Warren Sanderson, a professor at the Department of Economics at Stony Brook University who understands how micro and macro research is executed, explained how the word “Hispanic” is obstructing when studying complex topics, and is really only useful when researchers are tight on time or resources.
Sanderson said the term Hispanic is useful when gathering data on broad subjects, like population, because it is “less expensive”. This means that it costs the researchers less time and effort to complete a study because it links outcomes to a single term. Unfortunately, the economic use of the term leads to skews in research that relies on more specific categorization.
For example, studying diabetes rates in a Hispanic population would suffer from using the word “Hispanic” because a Cuban family of four may incorporate more sugar into their diet than a Bolivian widow. This could be due to income differences, culture, etc. In this case the word Hispanic groups two drastically different people under the same umbrella. This could lead to inaccurate data that brings unnecessary or negative changes if taken seriously by policy makers or other officials.
But the word “Hispanic” should bring the community together, right ? Doesn’t it unite all Spanish-speaking people into one large family besides when the FIFA World Cup is on?

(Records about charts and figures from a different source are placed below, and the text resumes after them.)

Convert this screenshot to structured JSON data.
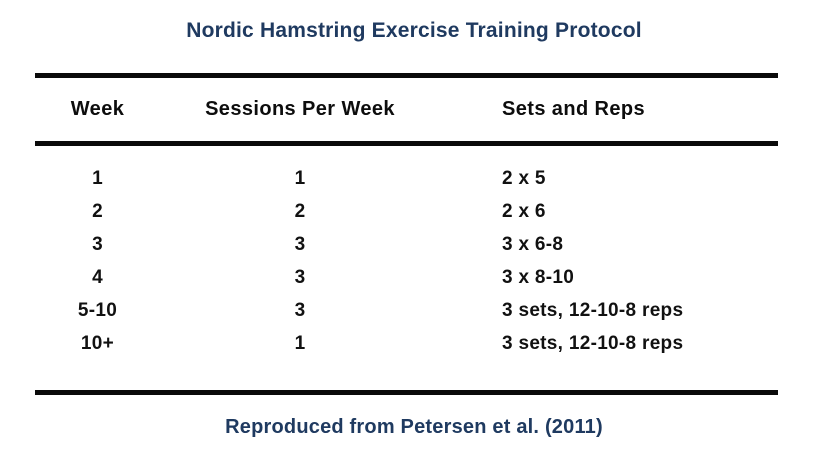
{
  "chart_data": {
    "type": "table",
    "title": "Nordic Hamstring Exercise Training Protocol",
    "columns": [
      "Week",
      "Sessions Per Week",
      "Sets and Reps"
    ],
    "rows": [
      [
        "1",
        "1",
        "2 x 5"
      ],
      [
        "2",
        "2",
        "2 x 6"
      ],
      [
        "3",
        "3",
        "3 x 6-8"
      ],
      [
        "4",
        "3",
        "3 x 8-10"
      ],
      [
        "5-10",
        "3",
        "3 sets, 12-10-8 reps"
      ],
      [
        "10+",
        "1",
        "3 sets, 12-10-8 reps"
      ]
    ],
    "caption": "Reproduced from Petersen et al. (2011)",
    "layout": {
      "grid": "off",
      "rules": "three horizontal black rules: above header, below header, below body"
    },
    "colors": {
      "title_text": "#1f3a60",
      "caption_text": "#1f3a60",
      "table_text": "#111111",
      "rule": "#0a0a0a",
      "background": "#ffffff"
    }
  }
}
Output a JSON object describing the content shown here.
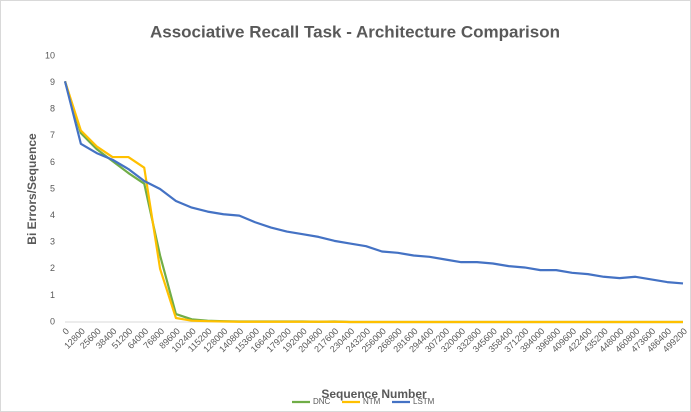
{
  "chart_data": {
    "type": "line",
    "title": "Associative Recall Task - Architecture Comparison",
    "x_label": "Sequence Number",
    "y_label": "Bi Errors/Sequence",
    "categories": [
      "0",
      "12800",
      "25600",
      "38400",
      "51200",
      "64000",
      "76800",
      "89600",
      "102400",
      "115200",
      "128000",
      "140800",
      "153600",
      "166400",
      "179200",
      "192000",
      "204800",
      "217600",
      "230400",
      "243200",
      "256000",
      "268800",
      "281600",
      "294400",
      "307200",
      "320000",
      "332800",
      "345600",
      "358400",
      "371200",
      "384000",
      "396800",
      "409600",
      "422400",
      "435200",
      "448000",
      "460800",
      "473600",
      "486400",
      "499200"
    ],
    "series": [
      {
        "name": "DNC",
        "color": "#70ad47",
        "values": [
          9.05,
          7.1,
          6.5,
          6.05,
          5.6,
          5.2,
          2.5,
          0.3,
          0.1,
          0.05,
          0.03,
          0.02,
          0.02,
          0.02,
          0.02,
          0.02,
          0.01,
          0.02,
          0,
          0,
          0,
          0,
          0,
          0,
          0,
          0,
          0,
          0,
          0,
          0,
          0,
          0,
          0,
          0,
          0,
          0,
          0,
          0,
          0,
          0
        ]
      },
      {
        "name": "NTM",
        "color": "#ffc000",
        "values": [
          9.05,
          7.2,
          6.6,
          6.2,
          6.2,
          5.8,
          2.0,
          0.15,
          0.05,
          0.03,
          0.02,
          0.01,
          0.01,
          0.01,
          0.01,
          0.01,
          0.01,
          0.01,
          0,
          0,
          0,
          0,
          0,
          0,
          0,
          0,
          0,
          0,
          0,
          0,
          0,
          0,
          0,
          0,
          0,
          0,
          0,
          0,
          0,
          0
        ]
      },
      {
        "name": "LSTM",
        "color": "#4472c4",
        "values": [
          9.05,
          6.7,
          6.35,
          6.1,
          5.75,
          5.3,
          5.0,
          4.55,
          4.3,
          4.15,
          4.05,
          4.0,
          3.75,
          3.55,
          3.4,
          3.3,
          3.2,
          3.05,
          2.95,
          2.85,
          2.65,
          2.6,
          2.5,
          2.45,
          2.35,
          2.25,
          2.25,
          2.2,
          2.1,
          2.05,
          1.95,
          1.95,
          1.85,
          1.8,
          1.7,
          1.65,
          1.7,
          1.6,
          1.5,
          1.45
        ]
      }
    ],
    "ylim": [
      0,
      10
    ],
    "yticks": [
      0,
      1,
      2,
      3,
      4,
      5,
      6,
      7,
      8,
      9,
      10
    ],
    "grid": false,
    "legend_position": "bottom"
  }
}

“I don’t think that it unites people”, said Lynda Perdomo-Ayala, department administrator in the Department of Pharmacological Sciences in Stony Brook University’s School of Medicine, who serves as the Hispanic Heritage Month Lead Chair at Stony Brook University.
Perdomo-Ayala grew up in a time when being Hispanic meant being a family that pushed for equality and justice, but now lives in a time when it means little to nothing.
“If it united people, we would have a stronger presence,” said Perdomo-Ayala. “We certainly have the numbers, but we never see any action because your generation has been ingrained with biases against other Hispanics already, so there is no cooperation.”
I thought hard about what Lynda told me after I left her office. Hispanics seemed to get along well when given a bird’s-eye-view, but then I remembered another side to growing up in Corona, Queens. I remembered the fights that broke out when someone called a Dominican a Puerto Rican, or when a Bolivian made fun of a Mexican who had trouble reading the definition of photosynthesis out loud in class. It started to make sense.